In case you don’t want to wait, you can use special ear drops that soften wax. Also, you can irrigate your ears with a syringe. But if you notice hearing problems related to too much ear wax, you should immediately see your doctor.
- Never submerge your headphones in water, as you’ll damage the wires. Also, don’t put them under running water even for a second.
- Clean earphones only when they're detached from your mobile phone, player or any other gadget. Naturally, this doesn’t go for wireless headphones. They can be paired with your source digital device anytime.
- Try to store your headphones or earbuds in a protective case when they are not in use. And to prevent the growth of mold and appearance of nasty odors, you can throw a few silica gel packets inside the case.

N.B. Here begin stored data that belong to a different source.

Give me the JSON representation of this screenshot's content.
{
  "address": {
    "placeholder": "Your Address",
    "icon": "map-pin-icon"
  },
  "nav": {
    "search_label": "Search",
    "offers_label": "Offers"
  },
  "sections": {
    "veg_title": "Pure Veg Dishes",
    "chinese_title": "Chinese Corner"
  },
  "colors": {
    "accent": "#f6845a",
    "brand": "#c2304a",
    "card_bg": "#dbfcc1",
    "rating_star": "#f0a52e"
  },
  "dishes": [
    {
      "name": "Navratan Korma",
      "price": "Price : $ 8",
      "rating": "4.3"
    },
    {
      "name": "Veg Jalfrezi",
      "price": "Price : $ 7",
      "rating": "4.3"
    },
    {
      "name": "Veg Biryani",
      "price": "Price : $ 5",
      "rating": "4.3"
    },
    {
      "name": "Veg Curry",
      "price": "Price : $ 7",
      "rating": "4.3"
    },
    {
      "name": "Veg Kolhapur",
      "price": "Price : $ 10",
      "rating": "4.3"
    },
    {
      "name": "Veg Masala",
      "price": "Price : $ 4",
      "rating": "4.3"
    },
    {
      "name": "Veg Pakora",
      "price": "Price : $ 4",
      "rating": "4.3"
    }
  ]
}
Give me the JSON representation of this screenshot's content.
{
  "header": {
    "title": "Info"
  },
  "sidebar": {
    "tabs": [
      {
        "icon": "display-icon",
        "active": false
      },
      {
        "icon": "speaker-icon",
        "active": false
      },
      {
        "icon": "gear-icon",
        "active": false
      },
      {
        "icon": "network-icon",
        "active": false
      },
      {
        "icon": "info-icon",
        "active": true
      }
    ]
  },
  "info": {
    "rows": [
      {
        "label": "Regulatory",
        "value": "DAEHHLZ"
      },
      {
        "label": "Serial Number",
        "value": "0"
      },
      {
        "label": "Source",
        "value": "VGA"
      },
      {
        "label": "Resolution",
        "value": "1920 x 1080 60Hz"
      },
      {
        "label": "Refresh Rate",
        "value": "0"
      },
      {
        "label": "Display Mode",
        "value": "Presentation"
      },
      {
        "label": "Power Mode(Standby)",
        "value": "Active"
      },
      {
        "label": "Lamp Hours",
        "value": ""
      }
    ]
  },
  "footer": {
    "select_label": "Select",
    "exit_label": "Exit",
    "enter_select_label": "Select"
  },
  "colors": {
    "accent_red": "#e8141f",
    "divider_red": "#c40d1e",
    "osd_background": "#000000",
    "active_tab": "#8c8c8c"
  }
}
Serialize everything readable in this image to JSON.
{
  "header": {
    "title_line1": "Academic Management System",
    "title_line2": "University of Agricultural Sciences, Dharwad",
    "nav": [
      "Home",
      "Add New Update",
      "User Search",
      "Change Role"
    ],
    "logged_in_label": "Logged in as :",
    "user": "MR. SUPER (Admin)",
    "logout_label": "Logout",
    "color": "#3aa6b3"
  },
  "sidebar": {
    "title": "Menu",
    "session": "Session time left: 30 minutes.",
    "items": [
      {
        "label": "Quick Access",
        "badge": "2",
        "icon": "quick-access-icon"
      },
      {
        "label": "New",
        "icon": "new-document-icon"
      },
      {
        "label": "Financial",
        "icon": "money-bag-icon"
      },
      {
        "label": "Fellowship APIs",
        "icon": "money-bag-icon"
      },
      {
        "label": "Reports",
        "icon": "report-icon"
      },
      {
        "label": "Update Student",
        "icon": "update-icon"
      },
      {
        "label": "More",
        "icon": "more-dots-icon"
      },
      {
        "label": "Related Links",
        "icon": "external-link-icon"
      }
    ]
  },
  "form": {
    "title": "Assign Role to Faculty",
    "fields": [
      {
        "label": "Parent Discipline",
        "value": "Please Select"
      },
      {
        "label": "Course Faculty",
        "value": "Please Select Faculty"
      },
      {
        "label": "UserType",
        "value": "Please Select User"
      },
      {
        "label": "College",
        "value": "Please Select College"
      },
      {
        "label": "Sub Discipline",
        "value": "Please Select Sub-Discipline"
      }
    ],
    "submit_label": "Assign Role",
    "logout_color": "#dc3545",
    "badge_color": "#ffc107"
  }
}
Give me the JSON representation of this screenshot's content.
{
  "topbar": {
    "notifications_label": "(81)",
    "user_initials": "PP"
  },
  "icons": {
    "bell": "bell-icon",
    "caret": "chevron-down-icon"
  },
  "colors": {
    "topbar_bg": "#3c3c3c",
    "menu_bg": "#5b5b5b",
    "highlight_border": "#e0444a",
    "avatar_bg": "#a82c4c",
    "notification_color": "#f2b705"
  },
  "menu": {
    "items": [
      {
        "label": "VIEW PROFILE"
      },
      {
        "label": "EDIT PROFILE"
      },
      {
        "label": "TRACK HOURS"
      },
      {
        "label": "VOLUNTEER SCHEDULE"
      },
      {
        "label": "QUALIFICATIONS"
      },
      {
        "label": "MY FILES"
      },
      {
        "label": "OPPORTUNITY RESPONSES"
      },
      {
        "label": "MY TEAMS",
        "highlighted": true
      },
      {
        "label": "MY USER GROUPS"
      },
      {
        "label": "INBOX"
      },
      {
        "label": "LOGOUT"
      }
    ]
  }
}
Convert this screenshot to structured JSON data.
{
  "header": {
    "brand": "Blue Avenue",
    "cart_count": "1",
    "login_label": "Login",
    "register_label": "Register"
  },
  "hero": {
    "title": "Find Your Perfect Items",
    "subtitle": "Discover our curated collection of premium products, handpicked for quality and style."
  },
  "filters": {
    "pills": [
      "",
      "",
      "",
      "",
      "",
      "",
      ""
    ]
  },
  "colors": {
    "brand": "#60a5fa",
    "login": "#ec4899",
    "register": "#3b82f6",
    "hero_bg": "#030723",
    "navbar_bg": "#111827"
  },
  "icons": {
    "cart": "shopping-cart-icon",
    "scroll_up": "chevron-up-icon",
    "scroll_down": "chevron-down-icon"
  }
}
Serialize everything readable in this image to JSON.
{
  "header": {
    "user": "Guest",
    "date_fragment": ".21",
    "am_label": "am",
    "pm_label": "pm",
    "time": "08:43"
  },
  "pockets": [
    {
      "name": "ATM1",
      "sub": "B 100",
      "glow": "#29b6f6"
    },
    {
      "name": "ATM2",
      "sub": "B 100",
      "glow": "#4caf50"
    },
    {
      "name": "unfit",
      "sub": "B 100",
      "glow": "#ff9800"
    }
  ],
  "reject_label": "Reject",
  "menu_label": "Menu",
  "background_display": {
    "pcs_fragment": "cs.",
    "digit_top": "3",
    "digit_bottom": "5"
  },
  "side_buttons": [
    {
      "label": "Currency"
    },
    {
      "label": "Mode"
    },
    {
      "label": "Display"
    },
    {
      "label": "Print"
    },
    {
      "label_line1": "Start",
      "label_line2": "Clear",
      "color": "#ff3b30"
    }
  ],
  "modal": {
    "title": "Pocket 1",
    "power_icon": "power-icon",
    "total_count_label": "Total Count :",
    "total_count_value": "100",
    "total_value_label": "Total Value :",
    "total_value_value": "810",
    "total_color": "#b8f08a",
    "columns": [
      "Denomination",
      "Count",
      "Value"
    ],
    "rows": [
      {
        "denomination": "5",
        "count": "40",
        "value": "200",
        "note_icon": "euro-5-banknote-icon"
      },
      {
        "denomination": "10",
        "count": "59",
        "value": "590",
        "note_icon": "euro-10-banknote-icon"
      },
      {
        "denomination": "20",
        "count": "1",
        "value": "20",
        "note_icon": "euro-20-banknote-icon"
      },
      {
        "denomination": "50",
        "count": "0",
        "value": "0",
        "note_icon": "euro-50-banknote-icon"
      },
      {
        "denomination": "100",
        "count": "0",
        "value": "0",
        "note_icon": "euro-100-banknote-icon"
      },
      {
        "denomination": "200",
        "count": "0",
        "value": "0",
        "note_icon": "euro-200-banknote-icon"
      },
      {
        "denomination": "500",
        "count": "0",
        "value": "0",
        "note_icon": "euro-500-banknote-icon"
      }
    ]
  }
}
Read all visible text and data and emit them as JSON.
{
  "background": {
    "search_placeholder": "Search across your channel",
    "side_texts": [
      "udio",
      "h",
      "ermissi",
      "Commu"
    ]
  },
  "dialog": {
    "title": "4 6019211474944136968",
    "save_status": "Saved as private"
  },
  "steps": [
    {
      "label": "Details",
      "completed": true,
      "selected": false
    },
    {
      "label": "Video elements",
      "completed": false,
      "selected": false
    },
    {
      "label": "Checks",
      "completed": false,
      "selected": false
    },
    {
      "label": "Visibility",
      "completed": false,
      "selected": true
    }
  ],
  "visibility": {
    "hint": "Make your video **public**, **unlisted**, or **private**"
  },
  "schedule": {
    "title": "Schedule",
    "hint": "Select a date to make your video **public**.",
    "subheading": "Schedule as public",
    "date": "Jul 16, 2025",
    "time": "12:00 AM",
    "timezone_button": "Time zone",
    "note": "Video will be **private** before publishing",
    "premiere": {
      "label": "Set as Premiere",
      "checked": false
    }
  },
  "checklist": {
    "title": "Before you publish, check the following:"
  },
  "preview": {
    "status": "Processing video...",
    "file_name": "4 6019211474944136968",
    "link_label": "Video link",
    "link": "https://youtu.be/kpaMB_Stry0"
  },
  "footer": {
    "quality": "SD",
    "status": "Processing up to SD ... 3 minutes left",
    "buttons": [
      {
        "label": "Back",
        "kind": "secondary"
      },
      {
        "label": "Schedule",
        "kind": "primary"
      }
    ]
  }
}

- If you haven’t got a dedicated case for your headset, you can use household objects to keep them tangle-free at least. A simple way is to put your earphones in a prescription bottle or Q-tip container. If you’re a do-it-yourselfer, you can cut grooves in your old credit card and wrap your headphones around them. The more simple way is just to secure your headphones with a binder clip.
- If possible, clean the headphone exterior before and after each use. If you do it regularly, you will slow down the formation of any buildup. And thorough cleaning won’t be a necessity for a longer time.
- Keep away from sharing your headphones with other people because of bacteria.
- In case you often jog with music flowing through your earphones, you should be aware of your surroundings. Therefore, we don’t recommend you to use noise-canceling earphones, as they can block out all the sound around you. And even if you use standard earphones, try to keep your volume down. Plus, high volume can be damaging to your hearing.
- Our ears are different, and finding the right-size earbuds might be tricky. Most in-ear monitors come with several eartips of different size. Try them all and find the pair with the best "seal". It will reduce outside noise and ensure the great bass response.